Linz, 11.11.2009
E R K E N N T N I S
Der Unabhängige Verwaltungssenat des Landes Oberösterreich erkennt durch sein Mitglied Dr. Bleier über die Berufung des Herrn X, gegen das Straferkenntnis der Bezirkshauptmannschaft Schärding vom 3.09.2009, Zl. VerkR96-4765-2007, wegen Übertretungen der StVO 1960, nach der am 10. November 2009 durchgeführten öffentlichen mündlichen Verhandlung, zu Recht:
I. Der Berufung wird im Punkt 1.) im Schuldspruch keine Folge gegeben; im Strafausspruch wird der Berufung in diesem Punkt mit der Maßgabe Folge gegeben, dass die Geldstrafe auf 50 Euro und die Ersatzfreiheitsstrafe auf 15 Stunden ermäßigt wird; im Punkt 2.) wird der Berufung Folge gegeben und das angefochtene Straferkenntnis behoben und das Verwaltungsstrafverfahren nach § 45 Abs.1 Z1 VStG eingestellt.
II. Die erstinstanzlichen Verfahrenskosten ermäßigen sich auf 5 Euro. Für das Berufungsverfahren entfallen Verfahrenskostenbeiträge.
Rechtsgrundlagen:
Zu I.: § 66 Abs.4 Allgemeines Verwaltungsverfahrensgesetz, BGBl. Nr. 51/1991, zuletzt geändert durch BGBl. I Nr. 20/2009 – AVG iVm § 19 Abs.1 u. 2, § 24, § 51 Abs.1, § 51e Abs.1 Z1 Verwaltungsstrafgesetz, BGBl. Nr. 52/1991, zuletzt geändert durch BGBl. I Nr. 20/2009;
Zu II.: § 66 Abs.1 u. 2 u. § 65 VStG.
Entscheidungsgründe:
1. Die Bezirkshauptmannschaft Schärding verhängte mit dem o.a. Straferkenntnis über den Berufungswerber zwei Geldstrafen in Höhe von 70 und 50 Euro und für den Fall der Uneinbringlichkeit von 26 und 16 Stunden als Ersatzfreiheitsstrafe, weil er am 30.05.2007 von 14.35 Uhr bis 14.38 Uhr mit dem Lastkraftwagen mit dem Kennzeichen X und dem Anhänger mit dem Kennzeichen X auf der A 8 Innkreis Autobahn von km 70,000 bis km 73,000
1. als Lenker des angeführten Fahrzeuges dieses nicht so weit rechts gelenkt habe, wie ihm dies unter Bedachtnahme auf die Leichtigkeit und Flüssigkeit des Verkehrs zumutbar und dies ohne Gefährdung, Behinderung oder Belästigung anderer Straßenbenützer und ohne Beschädigung von Sachen möglich gewesen wäre, weil er ohne Grund den zweiten Fahrstreifen (gemeint die Überholspur) benützt habe obwohl der erste Fahrstreifen (gemeint die rechte Fahrspur) frei war und
2. habe er ein Fahrzeug überholt, obwohl nicht einwandfrei erkennbar war, ob das Fahrzeug nach dem Überholvorgang in den Verkehr eingeordnet werden konnte, ohne andere Sfraßenbenützer zu gefährden oder zu behindern. Gestützt wurden die Schuldsprüche auf § 7 Abs.1 u. § 16 Abs.1 lit. c StVO 1960 iVm § 99 Abs.1 lit.a StVO 1960.
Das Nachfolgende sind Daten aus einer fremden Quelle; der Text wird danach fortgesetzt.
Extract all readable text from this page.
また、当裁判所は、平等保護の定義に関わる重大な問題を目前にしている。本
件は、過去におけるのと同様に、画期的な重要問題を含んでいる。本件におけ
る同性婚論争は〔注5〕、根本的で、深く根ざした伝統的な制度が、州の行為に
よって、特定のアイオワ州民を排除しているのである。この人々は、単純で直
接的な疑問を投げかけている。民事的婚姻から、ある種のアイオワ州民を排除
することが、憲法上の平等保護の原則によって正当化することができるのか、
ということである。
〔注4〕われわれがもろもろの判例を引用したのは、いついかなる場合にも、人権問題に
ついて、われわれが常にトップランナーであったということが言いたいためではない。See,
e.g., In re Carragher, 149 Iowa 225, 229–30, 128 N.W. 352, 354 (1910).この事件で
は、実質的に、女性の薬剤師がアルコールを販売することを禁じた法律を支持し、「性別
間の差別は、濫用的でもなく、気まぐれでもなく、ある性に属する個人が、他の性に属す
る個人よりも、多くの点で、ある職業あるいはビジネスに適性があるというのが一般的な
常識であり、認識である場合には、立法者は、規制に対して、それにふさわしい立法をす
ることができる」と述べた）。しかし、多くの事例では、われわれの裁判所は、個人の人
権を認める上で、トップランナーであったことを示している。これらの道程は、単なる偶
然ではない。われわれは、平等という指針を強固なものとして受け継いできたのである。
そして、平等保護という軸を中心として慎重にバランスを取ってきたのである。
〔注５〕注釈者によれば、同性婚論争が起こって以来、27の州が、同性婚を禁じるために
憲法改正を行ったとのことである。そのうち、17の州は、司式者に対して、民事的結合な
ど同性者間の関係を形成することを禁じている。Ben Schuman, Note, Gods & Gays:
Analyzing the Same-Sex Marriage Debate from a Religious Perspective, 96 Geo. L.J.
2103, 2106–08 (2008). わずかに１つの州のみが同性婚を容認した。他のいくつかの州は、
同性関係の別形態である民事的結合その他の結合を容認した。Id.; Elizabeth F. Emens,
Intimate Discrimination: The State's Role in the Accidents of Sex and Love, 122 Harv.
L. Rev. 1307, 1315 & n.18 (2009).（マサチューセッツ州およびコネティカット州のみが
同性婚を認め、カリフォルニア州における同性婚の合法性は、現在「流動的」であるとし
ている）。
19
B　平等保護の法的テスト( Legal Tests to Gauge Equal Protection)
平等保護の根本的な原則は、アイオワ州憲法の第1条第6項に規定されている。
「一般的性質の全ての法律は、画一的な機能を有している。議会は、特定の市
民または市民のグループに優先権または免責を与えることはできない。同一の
1.2. Die Behörde erster Instanz führte begründend Folgendes aus:
2. Dem tritt der Berufungswerber mit seiner fristgerecht erhobenen Berufung entgegen:
3. Die Behörde erster Instanz hat den Akt zur Berufungsentscheidung vorgelegt; damit wurde die Zuständigkeit des Unabhängigen Verwaltungssenates begründet. Dieser hat, da keine 2.000 Euro übersteigende Geldstrafen verhängt wurden, durch das nach der Geschäftsverteilung zuständige Mitglied zu entscheiden. Die Durchführung einer öffentlichen mündlichen Berufungsverhandlung war angesichts des bestreitenden Berufungsvorbringens erforderlich (§ 51e Abs.1 Z1 VStG). Die Behörde erster Instanz entschuldigte ihre Nichtteilnahme durch eine schriftliche Mitteilung v. 6.2.2009. Der Berufungswerber entschuldigte seine Nichtteilnahme zuletzt durch eine begründete fernmündliche Mitteilung vom 9.11.2009.
4. Der Unabhängige Verwaltungssenat des Landes Oberösterreich hat Beweis erhoben durch Einsichtnahme in den von der Behörde erster Instanz vorgelegten Verfahrensakt. Im Rahmen der Berufungsverhandlung wurde der Meldungsleger Insp. X als Zeuge einvernommen.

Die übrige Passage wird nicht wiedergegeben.